Step 5: Structured Outputs
When you want the final answer back as typed data rather than prose, response_format with a JSON schema gives you output that conforms to the schema you define. OpenAI's Structured Outputs feature pairs nicely with Pydantic:
# structured_outputs.py
from pydantic import BaseModel
class FlightSearchResult(BaseModel):
flights: list
cheapest_price: float
fastest_duration: int
recommendations: list[str]
response = client.chat.completions.create(
model="gpt-5.5",
messages=[{
"role": "user",
"content": "Search flights NYC to LA tomorrow and summarise"
}],
response_format={
"type": "json_schema",
"json_schema": {
"name": "flight_result",
"schema": FlightSearchResult.model_json_schema()
}
}
)
result = FlightSearchResult.model_validate_json(
response.choices[0].message.content
)
print(result.cheapest_price) # Typed accessOne constraint the launch coverage glossed over: OpenAI's docs state Structured Outputs via response_format is not compatible with parallel function calls.
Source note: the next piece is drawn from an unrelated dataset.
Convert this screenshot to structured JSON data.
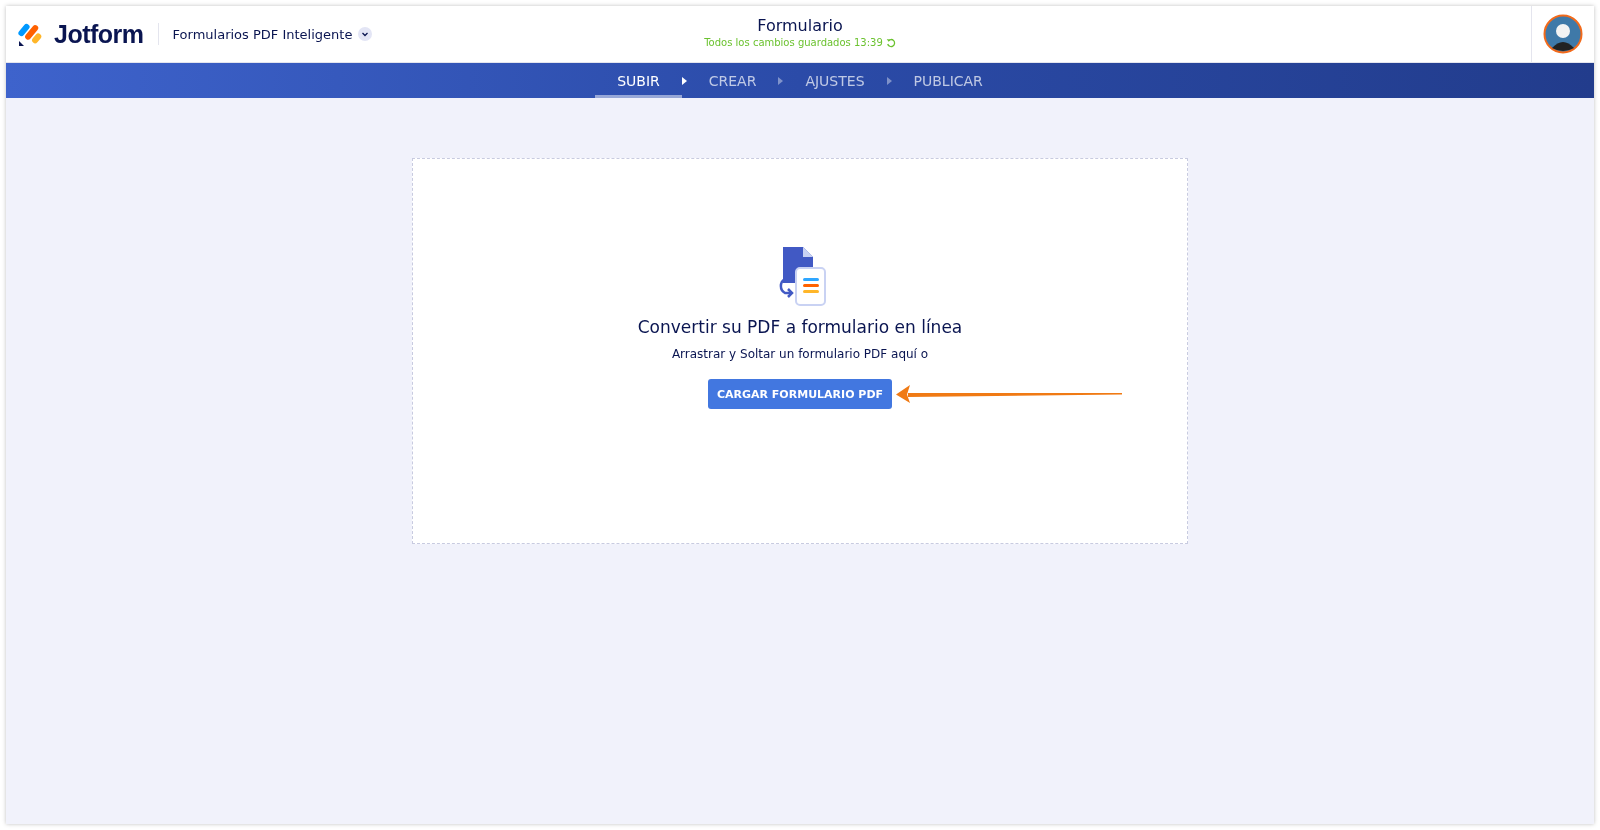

So you cannot have the model fire several tools at once and also force the final message into a JSON schema in the same call. Plan your agent so the parallel tool phase and the structured-output phase happen in separate steps.
Do/Don't
| Do | Don't |
|---|---|
| Define clear descriptions for each tool parameter | Leave parameters without descriptions |
| Handle tool errors and return them to the model | Swallow errors silently |
| Use strict mode for production | Skip strict mode and get schema violations |
| Set max_iterations to prevent infinite loops | Let agents run without iteration limits |
| Validate all tool outputs before sending to model | Pass raw exception traces directly |
Cost Comparison
| Feature | GPT-5.5 | GPT-5.5 Instant | Claude Sonnet 4.6 |
|---|---|---|---|
| Function calling | Native parallel | Basic | Good |
| Cost per 1M input | $5.00 | see note | $3.00 |
| Context | ~1M (400K in Codex) | ~1M | 1M |
| Strict mode | Yes | No | See note |
A few corrections to numbers that get repeated without checking. GPT-5.5 Instant is real, it became the default ChatGPT model on 5 May 2026, but the often-quoted $0.50 input price does not hold up: llm-stats lists Instant at the same $5/$30 as GPT-5.5, so treat any cheaper figure as unconfirmed. On context, the 400K number is the limit when GPT-5.5 runs inside Codex; the general API window is closer to 1M (llm-stats). And the "strict mode: No" mark against Claude Sonnet 4.6 is an oversimplification, Anthropic's tool use supports structured, schema-style output even if it does not carry the exact strict: true flag, so don't read that column as a hard capability gap. Sonnet 4.6 is confirmed at $3 input per million with a 1M-token context.
Conclusion
GPT-5.5's function calling is genuinely strong, and for tool-heavy agent work it is a sensible default. Parallel calls cut round trips, strict mode keeps malformed arguments out of your code, and returning errors into the loop lets the model recover instead of stalling. Whether it is the single most capable model for function calling is the kind of claim every vendor makes at launch; Anthropic's Sonnet and Opus models rate highly on the same workloads, so benchmark it against your own use case before committing. The $5/$30 pricing earns its keep when tool-calling accuracy is what your users feel. Turn on strict mode, always hand errors back to the model, cap your iterations, and remember that structured outputs and parallel calls do not mix in a single request.